Microfabrication technologies in dielectrophoresis applications--a review.

TLDR: The focus is on how different fabrication techniques can boost the development of practical DEP devices to be used in different settings such as clinical cell sorting and infection diagnosis, industrial food safety, and enrichment of particle populations for drug development.

Abstract: DEP is an established technique for particle manipulation. Although first demonstrated in the 1950s, it was not until the development of miniaturization techniques in the 1990s that DEP became a popular research field. The 1990s saw an explosion of DEP publications using microfabricated metal electrode arrays to sort a wide variety of cells. The concurrent development of microfluidics enabled devices for flow management and better understanding of the interaction between hydrodynamic and electrokinetic forces. Starting in the 2000s, alternative techniques have arisen to overcome common problems in metal-electrode DEP, such as electrode fouling, and to increase the throughput of the system. Insulator-based DEP and light-induced DEP are the most significant examples.

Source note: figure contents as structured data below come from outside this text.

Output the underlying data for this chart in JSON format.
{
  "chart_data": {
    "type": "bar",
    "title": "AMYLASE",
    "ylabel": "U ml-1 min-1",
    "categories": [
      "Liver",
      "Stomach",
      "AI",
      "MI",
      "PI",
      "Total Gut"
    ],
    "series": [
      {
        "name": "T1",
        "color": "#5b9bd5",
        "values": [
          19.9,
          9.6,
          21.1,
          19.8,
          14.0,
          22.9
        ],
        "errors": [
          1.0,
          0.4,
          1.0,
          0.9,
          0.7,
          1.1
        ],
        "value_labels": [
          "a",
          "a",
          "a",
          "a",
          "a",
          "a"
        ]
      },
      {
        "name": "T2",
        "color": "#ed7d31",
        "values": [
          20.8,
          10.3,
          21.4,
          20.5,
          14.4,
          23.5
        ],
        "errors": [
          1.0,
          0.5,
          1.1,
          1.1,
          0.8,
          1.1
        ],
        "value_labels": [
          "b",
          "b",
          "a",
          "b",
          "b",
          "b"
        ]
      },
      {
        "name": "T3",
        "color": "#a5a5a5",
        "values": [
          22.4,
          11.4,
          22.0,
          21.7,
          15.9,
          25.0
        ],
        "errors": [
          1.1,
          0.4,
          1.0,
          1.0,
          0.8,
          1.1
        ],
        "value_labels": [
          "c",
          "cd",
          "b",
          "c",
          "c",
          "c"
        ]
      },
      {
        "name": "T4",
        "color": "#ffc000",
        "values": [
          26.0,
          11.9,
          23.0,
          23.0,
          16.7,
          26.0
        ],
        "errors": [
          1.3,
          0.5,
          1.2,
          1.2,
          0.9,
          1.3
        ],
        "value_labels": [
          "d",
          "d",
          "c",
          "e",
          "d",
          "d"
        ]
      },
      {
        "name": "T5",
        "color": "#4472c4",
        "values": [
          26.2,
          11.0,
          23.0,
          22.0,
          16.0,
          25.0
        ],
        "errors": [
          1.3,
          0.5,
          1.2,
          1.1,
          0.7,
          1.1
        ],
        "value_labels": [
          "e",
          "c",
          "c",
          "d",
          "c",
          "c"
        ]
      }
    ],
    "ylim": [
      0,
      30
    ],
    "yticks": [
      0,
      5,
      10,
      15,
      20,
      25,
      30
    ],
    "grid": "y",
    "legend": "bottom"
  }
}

Most recently, new 3D techniques such as carbon-electrode DEP, contactless DEP, and the use of doped PDMS have further simplified the fabrication process. The constant desire of the community to develop practical solutions has led to devices which are more user friendly, less expensive, and are capable of higher throughput. The state-of-the-art of fabricating DEP devices is critically reviewed in this work. The focus is on how different fabrication techniques can boost the development of practical DEP devices to be used in different settings such as clinical cell sorting and infection diagnosis, industrial food safety, and enrichment of particle populations for drug development.